SOLOPOS.COM - Muhammad Fatikh Anwari (Solopos/Istimewa)

Solopos.com, SOLO – Kini makin banyak di kalangan mahasiswa. Gayanya khas. Kekinian. Bermerek terkenal dari ujung kepala sampai kaki. Warna-warni serta harganya pasti mahal. Di tangan mereka tergenggam gawai pintar keluaran terbaru.

Selalu bergerombol sampai belasan orang. Kalau ngomong seolah-olah rahang mereka tak bisa mengatup. Topik pembahasan beraneka ragam, namun jauh dari pembahasan yang berbobot.

Promosi Yos Sudarso Gugur di Laut Aru, Misi Gagal yang Memicu Ketegangan AU dan AL

Setidaknya begitu gambaran kehidupan (sebagian) mahasiswa di tengah gempuran budaya pop. Saat ini kampus tak hanya menjadi menara gading intelektual, namun juga bertransformasi menjadi pusat mode bagi kehidupan mahasiswa.

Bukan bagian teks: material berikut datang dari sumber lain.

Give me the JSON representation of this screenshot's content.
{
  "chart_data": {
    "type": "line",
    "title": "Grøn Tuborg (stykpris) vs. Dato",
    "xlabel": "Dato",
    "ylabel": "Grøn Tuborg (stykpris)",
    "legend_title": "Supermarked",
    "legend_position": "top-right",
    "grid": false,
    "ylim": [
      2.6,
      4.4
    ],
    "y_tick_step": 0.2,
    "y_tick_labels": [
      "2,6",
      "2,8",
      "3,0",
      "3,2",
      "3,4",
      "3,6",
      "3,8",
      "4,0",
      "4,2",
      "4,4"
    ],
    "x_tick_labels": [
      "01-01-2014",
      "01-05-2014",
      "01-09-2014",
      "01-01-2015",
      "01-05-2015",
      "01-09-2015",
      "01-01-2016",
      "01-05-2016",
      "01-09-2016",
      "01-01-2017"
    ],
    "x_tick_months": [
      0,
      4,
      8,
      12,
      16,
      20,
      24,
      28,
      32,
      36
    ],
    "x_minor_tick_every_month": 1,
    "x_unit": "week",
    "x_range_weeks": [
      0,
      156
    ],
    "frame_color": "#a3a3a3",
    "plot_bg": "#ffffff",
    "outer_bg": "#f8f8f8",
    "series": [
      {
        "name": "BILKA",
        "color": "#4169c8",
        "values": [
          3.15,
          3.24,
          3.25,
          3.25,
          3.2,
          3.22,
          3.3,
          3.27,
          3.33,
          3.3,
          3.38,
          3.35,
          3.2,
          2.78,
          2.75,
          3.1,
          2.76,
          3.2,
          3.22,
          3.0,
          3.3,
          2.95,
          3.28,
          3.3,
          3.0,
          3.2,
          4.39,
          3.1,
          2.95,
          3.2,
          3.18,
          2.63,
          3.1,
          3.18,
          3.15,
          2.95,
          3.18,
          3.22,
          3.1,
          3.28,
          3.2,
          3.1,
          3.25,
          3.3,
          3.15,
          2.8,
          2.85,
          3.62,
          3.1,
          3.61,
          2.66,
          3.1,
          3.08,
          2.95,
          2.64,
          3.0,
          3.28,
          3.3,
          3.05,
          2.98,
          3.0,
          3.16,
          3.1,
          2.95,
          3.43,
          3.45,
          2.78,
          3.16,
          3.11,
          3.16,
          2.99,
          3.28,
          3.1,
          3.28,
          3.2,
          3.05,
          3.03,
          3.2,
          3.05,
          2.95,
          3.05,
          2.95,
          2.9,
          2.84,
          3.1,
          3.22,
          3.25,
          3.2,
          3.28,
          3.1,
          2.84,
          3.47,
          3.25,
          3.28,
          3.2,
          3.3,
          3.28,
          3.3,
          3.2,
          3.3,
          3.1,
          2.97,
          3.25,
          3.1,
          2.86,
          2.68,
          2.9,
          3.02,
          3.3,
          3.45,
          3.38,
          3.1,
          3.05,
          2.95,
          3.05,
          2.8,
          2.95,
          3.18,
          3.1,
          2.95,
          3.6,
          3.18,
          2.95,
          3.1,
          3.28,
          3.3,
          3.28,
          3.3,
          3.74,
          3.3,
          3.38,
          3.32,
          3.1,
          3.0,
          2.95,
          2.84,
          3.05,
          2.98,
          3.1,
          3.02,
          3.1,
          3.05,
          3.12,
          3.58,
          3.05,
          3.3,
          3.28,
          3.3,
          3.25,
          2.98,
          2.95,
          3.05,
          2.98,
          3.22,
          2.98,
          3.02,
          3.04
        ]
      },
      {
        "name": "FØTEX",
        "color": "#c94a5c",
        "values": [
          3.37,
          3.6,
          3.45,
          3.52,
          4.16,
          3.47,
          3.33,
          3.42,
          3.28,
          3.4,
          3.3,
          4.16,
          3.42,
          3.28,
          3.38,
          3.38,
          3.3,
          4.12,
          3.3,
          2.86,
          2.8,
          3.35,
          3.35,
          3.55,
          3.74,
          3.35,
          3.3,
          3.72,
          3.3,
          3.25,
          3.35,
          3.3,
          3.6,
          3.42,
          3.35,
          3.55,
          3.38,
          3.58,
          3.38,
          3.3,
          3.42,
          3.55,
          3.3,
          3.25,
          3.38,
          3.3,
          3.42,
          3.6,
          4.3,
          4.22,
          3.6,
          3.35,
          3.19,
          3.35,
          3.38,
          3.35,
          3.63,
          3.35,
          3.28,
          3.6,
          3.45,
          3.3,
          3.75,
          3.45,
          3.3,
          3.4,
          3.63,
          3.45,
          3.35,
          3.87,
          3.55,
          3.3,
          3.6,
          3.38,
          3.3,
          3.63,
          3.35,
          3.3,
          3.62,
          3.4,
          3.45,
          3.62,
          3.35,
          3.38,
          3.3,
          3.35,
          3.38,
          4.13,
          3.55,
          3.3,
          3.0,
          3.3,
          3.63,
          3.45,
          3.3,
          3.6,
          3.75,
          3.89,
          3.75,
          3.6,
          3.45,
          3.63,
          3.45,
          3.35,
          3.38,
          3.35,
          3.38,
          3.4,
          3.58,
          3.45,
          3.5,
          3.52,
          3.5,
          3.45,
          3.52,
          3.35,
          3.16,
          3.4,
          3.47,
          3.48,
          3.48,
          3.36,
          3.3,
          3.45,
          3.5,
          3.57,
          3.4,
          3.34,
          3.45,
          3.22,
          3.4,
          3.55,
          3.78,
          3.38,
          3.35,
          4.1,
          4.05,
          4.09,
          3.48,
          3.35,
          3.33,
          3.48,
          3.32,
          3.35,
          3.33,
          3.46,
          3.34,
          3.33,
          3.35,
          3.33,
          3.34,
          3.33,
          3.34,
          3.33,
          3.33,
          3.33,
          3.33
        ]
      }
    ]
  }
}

Banyak mahasiswa yang berubah setelah masuk kampus. Selera lidah, gaya berpakaian, maupun pergaulan berubah. Banyak di antara mereka berkiblat pada yang sedang ramai diperbincangkan di media sosial.

Pada dasarnya (sebagian) mahasiswa hanya mengikuti selera pasar demi label keakuan dan agar tidak dipandang ketinggalan zaman. Sindiran telak dilantukan band Efek Rumah Kaca lewat tembang dengan judul Belanja Terus Sampai Mati.

akhir dari sebuah perjalanan / mendarat di sudut pertokoan / buang kepenatan.. / atas bujukan setan hasrat yang dijebak zaman / kita belanja terus sampai mati…

Menghamburkan uang pada hal-hal demikian sah-sah saja untuk dilakukan, tetapi alangkah lebih bijak menentukan skala prioritas dan membelanjakan sesuai kebutuhan.

Kehidupan budaya pop bukanlah sesuatu yang baru di tengah hiruk pikuk kehidupan kampus. Mahasiswa sejak dahulu memiliki ketertarikan yang cukup besar untuk mengikuti mode di pasaran.

Majalah Gatra edisi 3 Januari 1998 menjelaskan, berdasarkan hasil survei tim majalah tersebut, pengeluaran untuk jajan menjadi prioritas utama (49,4%) disusul pengeluaran untuk nongkrong (30,8%) mengisi waktu luang mereka.

Hanya sedikit untuk membeli peralatan penunjang pembelajaran (19,5%). Ironis memang. Hedonisme mahasiswa pada akhirnya menggerus budaya intelektual di dalam kampus.

Mahasiswa saat ini mulai kehilangan obrolan bermutu. Tak terdengar lagi hiruk pikuk diskusi di kalangan mahasiswa seperti yang digambarkan Leila S. Chudori dalam novel Laut Bercerita (2017).

Ketika kita menelisik cerita terdahulu, para filsuf berkumpul di kafetaria untuk mendiskusikan aneka masalah. Jean Paul Sartre dan Simone De Beauvoir mendiskusikan berbagai masalah dan memunculkan banyak ide di  Les Deux Magots.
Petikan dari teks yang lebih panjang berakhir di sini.